REPUBLIKA.CO.ID, RAMALLAH – Kelompok hak asasi European Coordination of Committees and Association for Palestine (ECCP) mendesak Uni Eropa mengambil tindakan untuk melawan rencana Israel mencaplok Tepi Barat. Hal itu disampaikan ECCP melalui surat yang dikirimnya kepada Perwakilan Tinggi Uni Eropa untuk Urusan Luar Negeri Josep Borrell.
Dalam surat itu, ECCP mengatakan ini bukan pertama kalinya Israel berupaya untuk secara ilegal mencaplok bagian dari wilayah yang didudukinya. Israel, kata ECCP, telah mencaplok Yerusalem Timur pada 1967 dan Dataran Tinggi Golan, Suriah, pada 1981. Keduanya merupakan pelanggaran berat hukum internasional.
Israel turut memblokade Jalur Gaza selama 13 tahun terakhir. Memicu salah satu krisis kemanusiaan terburuk di dunia. ECCP mendesak Borrell melaksanakan pernyataannya pada Februari lalu, yakni saat dia memperingatkan Israel bahwa langkah menuju pencaplokan, jika dilakukan, tidak dapat dilewati tanpa hambatan.
ECCP mendesak Uni Eropa mengambil langkah konkret. Misalnya dengan menangguhkan European Union-Israel Association Agreement dan mengecualikan Israel dari partisipasi dalam European Union Framework Programs.
ECCP mengungkapkan di bawah hukum internasional, Uni Eropa secara keseluruhan dan masing-masing negara anggotanya memiliki kewajiban melarang perdagangan dengan permukiman ilegal Israel.
ECCP mengatakan, karena mengizinkan entitas semacam itu berdagang secara bebas dan memperoleh keuntungan dari pendudukan itu melanggar tugas-tugas tak mengakui serta tak membantu pelanggaran serius hukum internasional.
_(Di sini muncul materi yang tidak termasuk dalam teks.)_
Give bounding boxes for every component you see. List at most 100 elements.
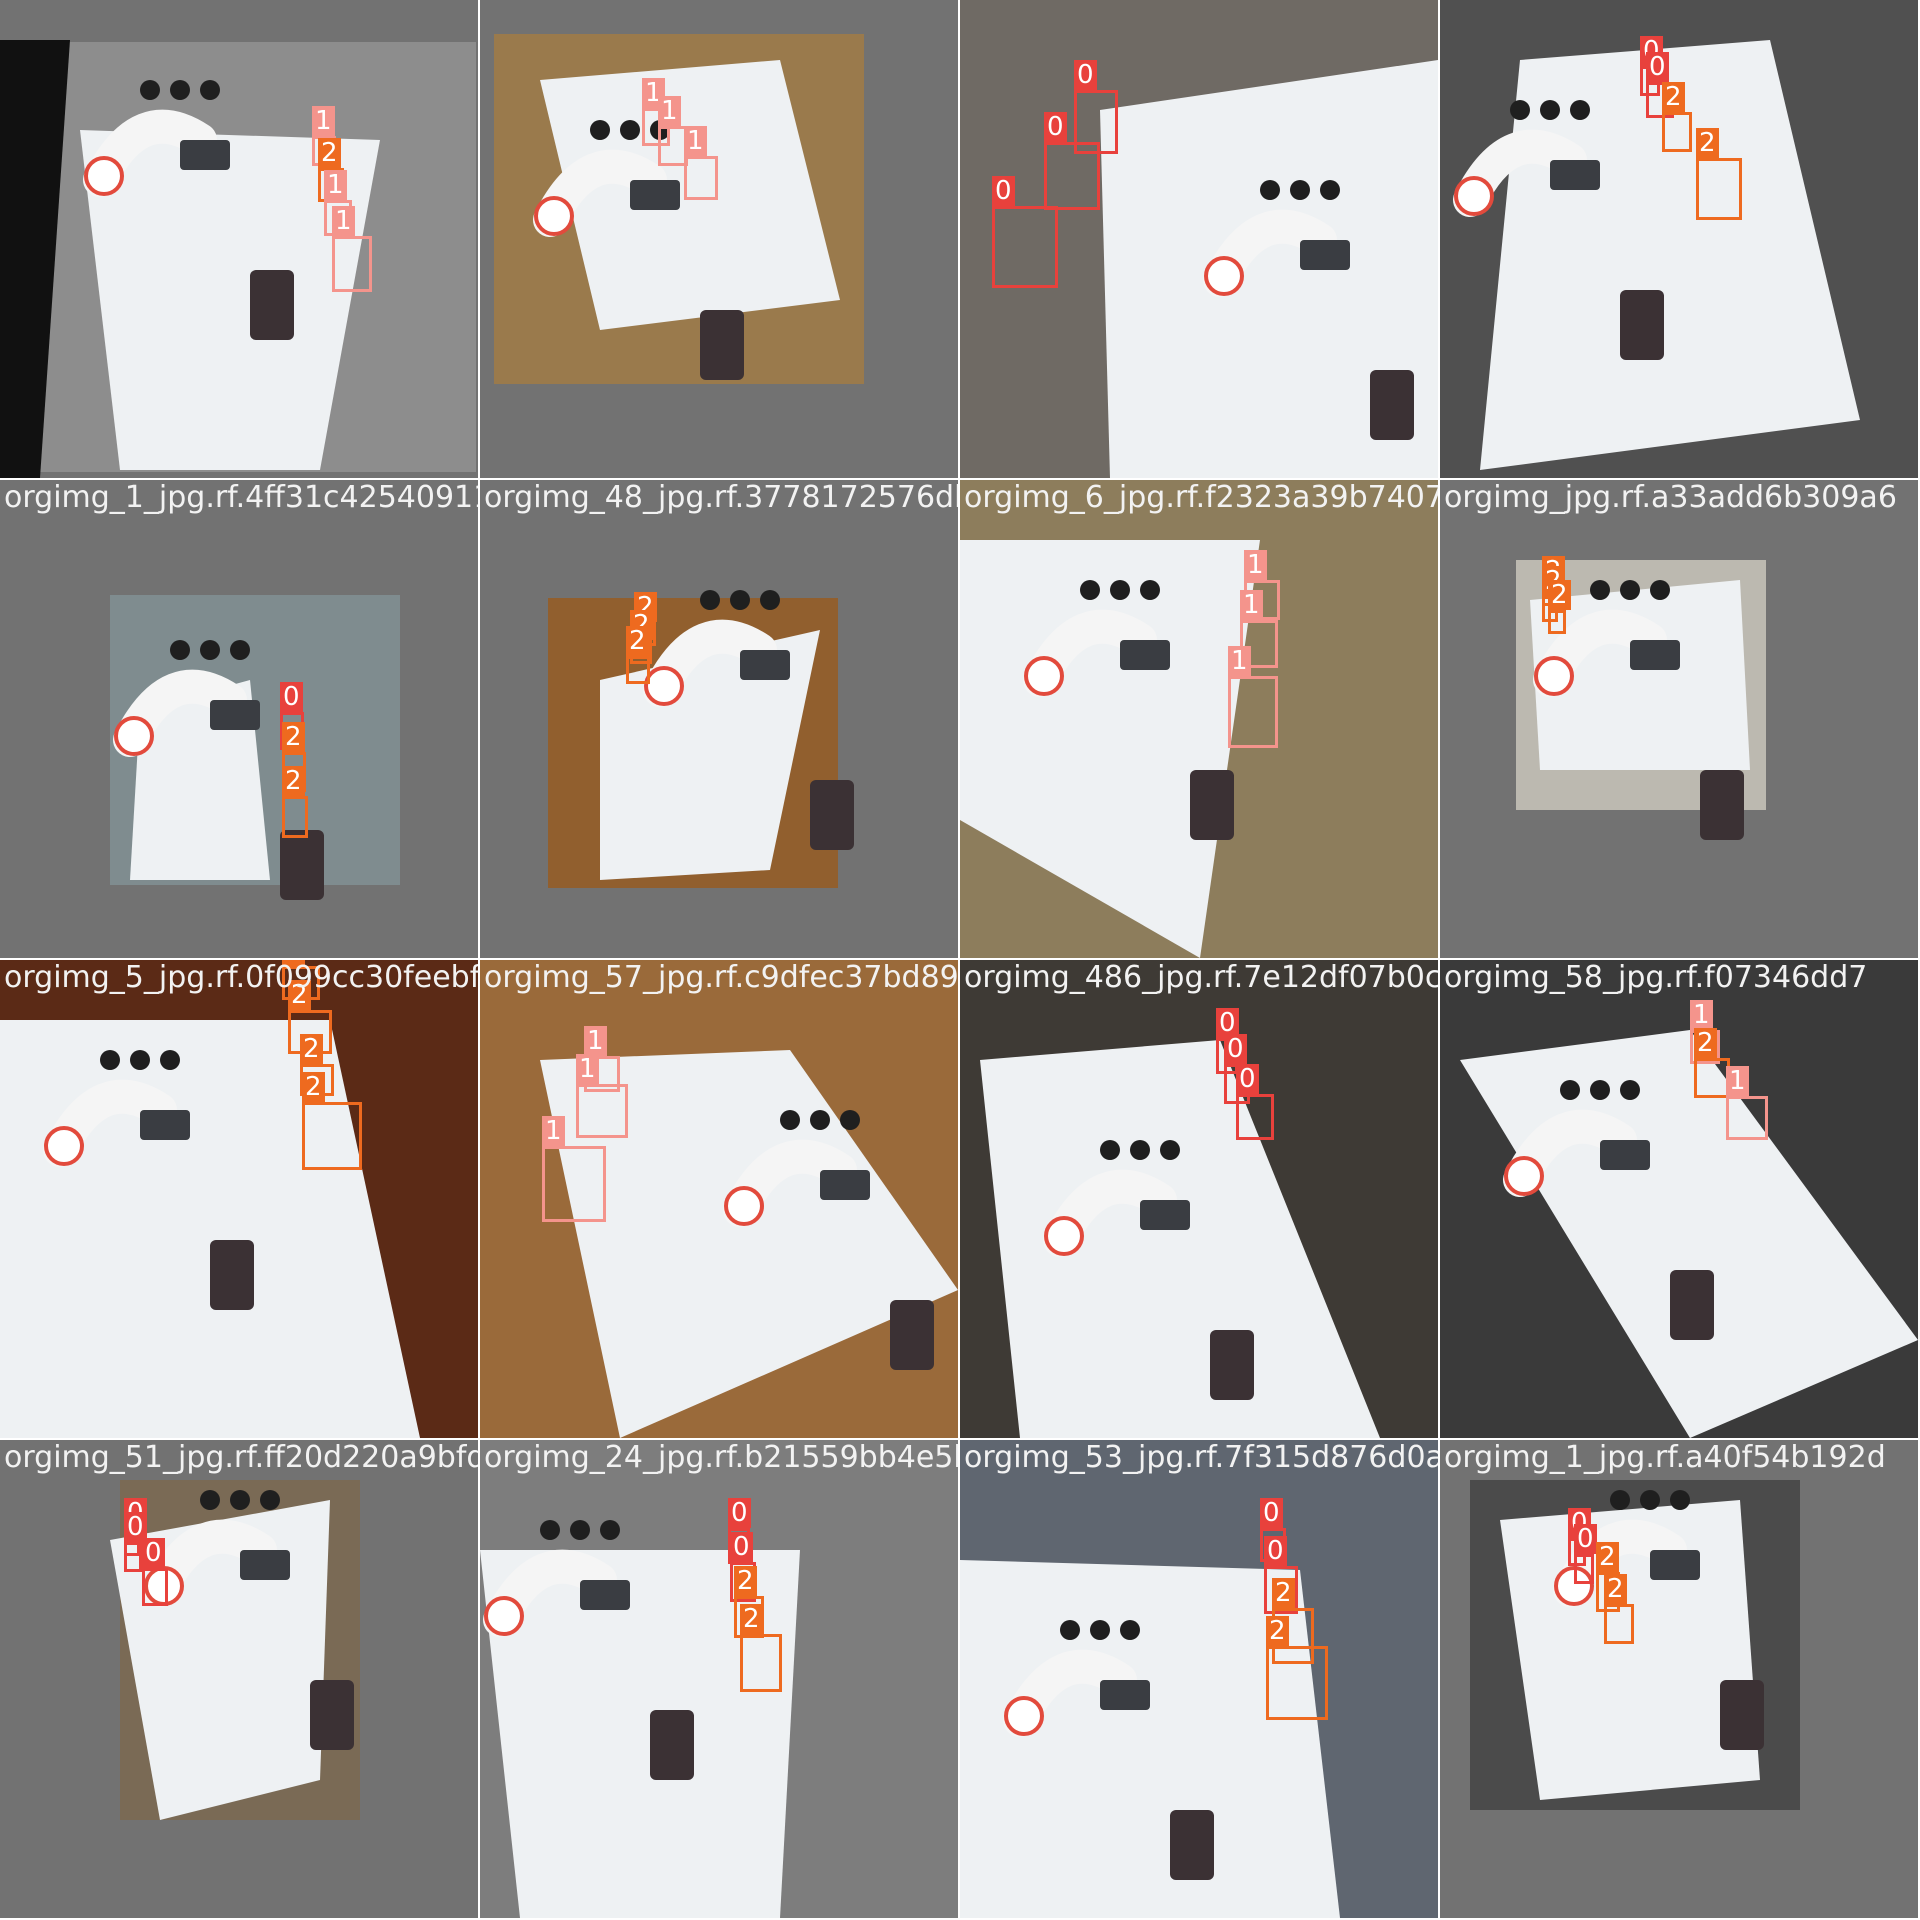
cup-holder: [100, 1050, 120, 1070]
cup-holder: [260, 1490, 280, 1510]
cup-holder: [140, 80, 160, 100]
robot-gripper: [740, 650, 790, 680]
table-surface: [480, 1550, 800, 1918]
scene-photo: [1440, 0, 1918, 478]
mosaic-tile: 111orgimg_57_jpg.rf.c9dfec37bd89aef4e36e…: [480, 960, 958, 1438]
kettle: [890, 1300, 934, 1370]
scene-photo: [494, 34, 864, 384]
detection-box: [542, 1146, 606, 1222]
detection-box: [302, 1102, 362, 1170]
class-label: 0: [1074, 60, 1097, 90]
robot-joint: [644, 666, 684, 706]
mosaic-tile: 1 2 1 orgimg_58_jpg.rf.f07346dd7: [1440, 960, 1918, 1438]
cup-holder: [170, 80, 190, 100]
cup-holder: [1640, 1490, 1660, 1510]
robot-joint: [1204, 256, 1244, 296]
class-label: 1: [1228, 646, 1251, 676]
scene-photo: [960, 0, 1438, 478]
cup-holder: [1650, 580, 1670, 600]
class-label: 1: [1240, 590, 1263, 620]
detection-box: [124, 1542, 142, 1572]
robot-gripper: [1120, 640, 1170, 670]
class-label: 0: [730, 1532, 753, 1562]
robot-joint: [114, 716, 154, 756]
class-label: 0: [992, 176, 1015, 206]
cup-holder: [200, 640, 220, 660]
robot-joint: [44, 1126, 84, 1166]
mosaic-tile: 022orgimg_1_jpg.rf.4ff31c425409110dd7f69…: [0, 480, 478, 958]
scene-photo: [1470, 1480, 1800, 1810]
class-label: 2: [734, 1566, 757, 1596]
mosaic-tile: 0022orgimg_24_jpg.rf.b21559bb4e5be95f303…: [480, 1440, 958, 1918]
detection-box: [332, 236, 372, 292]
robot-joint: [1024, 656, 1064, 696]
detection-box: [1726, 1096, 1768, 1140]
detection-box: [1240, 620, 1278, 668]
table-surface: [980, 1040, 1380, 1438]
cup-holder: [1620, 580, 1640, 600]
cup-holder: [1130, 1140, 1150, 1160]
robot-joint: [1004, 1696, 1044, 1736]
cup-holder: [1560, 1080, 1580, 1100]
robot-gripper: [210, 700, 260, 730]
cup-holder: [1260, 180, 1280, 200]
scene-photo: [960, 480, 1438, 958]
cup-holder: [1670, 1490, 1690, 1510]
class-label: 2: [1596, 1542, 1619, 1572]
table-surface: [0, 1020, 420, 1438]
cup-holder: [1090, 1620, 1110, 1640]
class-label: 0: [1216, 1008, 1239, 1038]
class-label: 2: [282, 960, 305, 966]
robot-gripper: [140, 1110, 190, 1140]
detection-box: [992, 206, 1058, 288]
detection-box: [1662, 112, 1692, 152]
cup-holder: [760, 590, 780, 610]
detection-box: [282, 796, 308, 838]
robot-gripper: [1100, 1680, 1150, 1710]
kettle: [1700, 770, 1744, 840]
cup-holder: [1590, 1080, 1610, 1100]
cup-holder: [1110, 580, 1130, 600]
cup-holder: [130, 1050, 150, 1070]
robot-gripper: [820, 1170, 870, 1200]
detection-box: [1074, 90, 1118, 154]
scene-photo: [1440, 960, 1918, 1438]
robot-joint: [534, 196, 574, 236]
class-label: 0: [1260, 1498, 1283, 1528]
detection-box: [142, 1568, 168, 1606]
kettle: [1620, 290, 1664, 360]
class-label: 2: [1272, 1578, 1295, 1608]
kettle: [280, 830, 324, 900]
class-label: 1: [1726, 1066, 1749, 1096]
cup-holder: [170, 640, 190, 660]
cup-holder: [1080, 580, 1100, 600]
robot-joint: [1504, 1156, 1544, 1196]
robot-gripper: [240, 1550, 290, 1580]
cup-holder: [620, 120, 640, 140]
class-label: 2: [282, 722, 305, 752]
robot-joint: [1044, 1216, 1084, 1256]
class-label: 1: [332, 206, 355, 236]
cup-holder: [840, 1110, 860, 1130]
class-label: 2: [1694, 1028, 1717, 1058]
class-label: 1: [584, 1026, 607, 1056]
detection-box: [1264, 1566, 1298, 1614]
detection-box: [1548, 610, 1566, 634]
cup-holder: [160, 1050, 180, 1070]
class-label: 2: [740, 1604, 763, 1634]
class-label: 2: [1548, 580, 1571, 610]
detection-box: [576, 1084, 628, 1138]
kettle: [650, 1710, 694, 1780]
class-label: 2: [302, 1072, 325, 1102]
kettle: [310, 1680, 354, 1750]
kettle: [700, 310, 744, 380]
mosaic-tile: 000orgimg_486_jpg.rf.7e12df07b0c1126d58d…: [960, 960, 1438, 1438]
kettle: [810, 780, 854, 850]
cup-holder: [1060, 1620, 1080, 1640]
class-label: 0: [124, 1512, 147, 1542]
robot-gripper: [1550, 160, 1600, 190]
scene-photo: [110, 1480, 360, 1820]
Situasi saat ini tidak dapat dibiarkan berlanjut jika Uni Eropa serius tentang komitmennya terhadap hak asasi manusia dan supremasi hukum.
"Dalam konteks ini kami, sebuah koalisi 40 organisasi masyarakat sipil dan lembaga swadaya masyarakat dari 20 negara Eropa, meminta Anda menentukan tindakan seperti apa yang akan diterapkan oleh pemerintah Uni Eropa dan Eropa untuk mencegah aneksasi Israel secara ilegal," tulis ECCP dalam suratnya seperti dikutip laman kantor berita Palestina, WAFA, Sabtu (9/5).
Sebelumnya Duta Besar Amerika Serikat (AS) untuk Israel David Friedman mengatakan negaranya siap mengakui kedaulatan Israel di Tepi Barat setelah syarat-syarat yang ditetapkan negaranya dilaksanakan.
Mereka antara lain, menyelesaikan pemetaan, menghentikan pembangunan permukiman Israel di Area C yang dikecualikan dari aneksasi, dan ketika Perdana Menteri Benjamin Netanyahu setuju untuk bernegosiasi dengan Palestina sesuai dengan rencana perdamaian AS.
"Washington tidak berencana untuk memaksakan syarat baru bagi langkah itu," kata Friedman dalam sebuah wawancara dengan harian Israel, Hayom, seperti dikutip laman Anadolu Agency, Rabu (6/5).
Setelah hal-hal itu terpenuhi, AS akan mengakui kedaulatan Israel di sebagian wilayah Tepi Barat. “Bukan AS yang mendeklarasikan kedaulatan tetapi pemerintah Israel. Setelah itu, AS siap untuk mengenalinya," ujarnya.
Israel diperkirakan akan melakukan aneksasi pada 1 Juli, sebagaimana disepakati antara Netanyahu dan kepala partai Biru dan Putih Benny Gantz. Keduanya saat ini membentuk pemerintah persatuan.
Sebagian besar pemukiman yang ingin dicaplok Israel terletak di Area C yang membentuk sekitar 60 persen dari Tepi Barat. Wilayah itu diketahui berada di bawah kendali Israel.